Tenue le 11 décembre, la réunion de la Réserve Fédérale Américaine (FED) a été très attendue. Vu la montée du chômage, une nouvelle baisse des taux d’intérêt s’avère inévitable, estiment plusieurs experts. Même si l’économie américaine commence à connaître les premiers signes de stabilisation caractérisée par une légère hausse de la confiance des consommateurs et la relance de l’activité dans les services. Le marché attend des signes de redressement de l’activité aux Etats-Unis. Les événements du 11 septembre ont précipité le mouvement de correction enregistré sur les bourses mondiales depuis un an et demi.
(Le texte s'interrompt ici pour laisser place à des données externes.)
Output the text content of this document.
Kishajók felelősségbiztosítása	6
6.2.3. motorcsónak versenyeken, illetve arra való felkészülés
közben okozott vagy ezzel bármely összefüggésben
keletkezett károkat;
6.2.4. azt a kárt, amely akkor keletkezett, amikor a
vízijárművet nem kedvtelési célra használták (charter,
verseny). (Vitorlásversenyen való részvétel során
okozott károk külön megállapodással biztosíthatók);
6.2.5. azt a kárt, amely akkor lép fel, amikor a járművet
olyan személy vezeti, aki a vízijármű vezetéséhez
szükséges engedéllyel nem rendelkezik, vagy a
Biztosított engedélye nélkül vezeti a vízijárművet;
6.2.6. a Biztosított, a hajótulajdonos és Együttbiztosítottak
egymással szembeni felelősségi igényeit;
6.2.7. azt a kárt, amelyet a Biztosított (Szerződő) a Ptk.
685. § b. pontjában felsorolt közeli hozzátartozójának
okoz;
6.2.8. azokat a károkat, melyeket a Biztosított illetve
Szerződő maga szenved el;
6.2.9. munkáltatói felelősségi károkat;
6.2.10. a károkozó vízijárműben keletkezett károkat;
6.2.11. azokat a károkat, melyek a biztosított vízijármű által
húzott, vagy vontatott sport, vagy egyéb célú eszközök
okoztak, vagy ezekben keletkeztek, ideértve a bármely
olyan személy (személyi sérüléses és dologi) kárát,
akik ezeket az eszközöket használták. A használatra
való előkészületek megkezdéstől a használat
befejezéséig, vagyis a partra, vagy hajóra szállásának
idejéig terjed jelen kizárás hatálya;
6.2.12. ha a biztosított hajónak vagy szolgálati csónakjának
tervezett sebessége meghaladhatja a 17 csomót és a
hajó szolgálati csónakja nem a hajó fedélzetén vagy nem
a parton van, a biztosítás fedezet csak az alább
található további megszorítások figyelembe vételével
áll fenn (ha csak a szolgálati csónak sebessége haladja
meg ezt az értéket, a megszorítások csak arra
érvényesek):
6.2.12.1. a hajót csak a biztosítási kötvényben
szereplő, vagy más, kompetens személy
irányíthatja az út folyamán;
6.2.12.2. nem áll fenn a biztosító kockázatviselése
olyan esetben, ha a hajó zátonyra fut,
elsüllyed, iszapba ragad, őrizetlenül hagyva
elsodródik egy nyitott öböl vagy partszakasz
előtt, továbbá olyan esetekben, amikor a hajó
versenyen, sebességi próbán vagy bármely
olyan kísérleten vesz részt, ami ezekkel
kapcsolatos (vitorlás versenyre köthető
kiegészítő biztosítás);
Face au sentiment d’incertitude et aux risques géopolitiques associés à la riposte en Afghanistan, les principaux marchés d’actions ont perdu entre 12 et 20 % du 11 au 21 septembre. Toutefois, l’intervention coordonnée des banques centrales, par l’injection de liquidités à travers des baisses de taux d’intérêt, ont redonné confiance aux marchés, qui anticipent désormais une reprise économique au printemps 2002. En l’espace de deux mois, les bourses ont non seulement regagné le terrain perdu en dix jours mais même dépassé leurs niveaux d’avant les attentats. Une reprise très rapide dont se méfient d’ailleurs nombre de spécialistes. Les marchés restent globalement bien orientés, mais ont nettement freiné leurs ardeurs. Lundi 10 décembre, le Dow Jones industrial principal indicateur de Wall Street, est repassé sous la barre des 10.000 points. Quant a l’indice composite de la bourse électronique du Nasdaq, il frôlé la barre des 2.000 points. Par contre, le Footsie londonien, l’indice parisien CAC 40 et le Dax (Francfort) ont évolué pour leur part autour des mêmes niveaux depuis environ un mois. Il faut rappeler que même si les spécialistes semblent désormais plus optimistes pour 2002 en termes de conjoncture économique, ils restent tout de même prudents dans leurs prévisions boursières. Ils n’entrevoient que des hausses modérées l’année prochaine, en raison notamment d’un risque de poursuite de la dégradation des perspectives de résultats d’entreprises en première partie de l’année.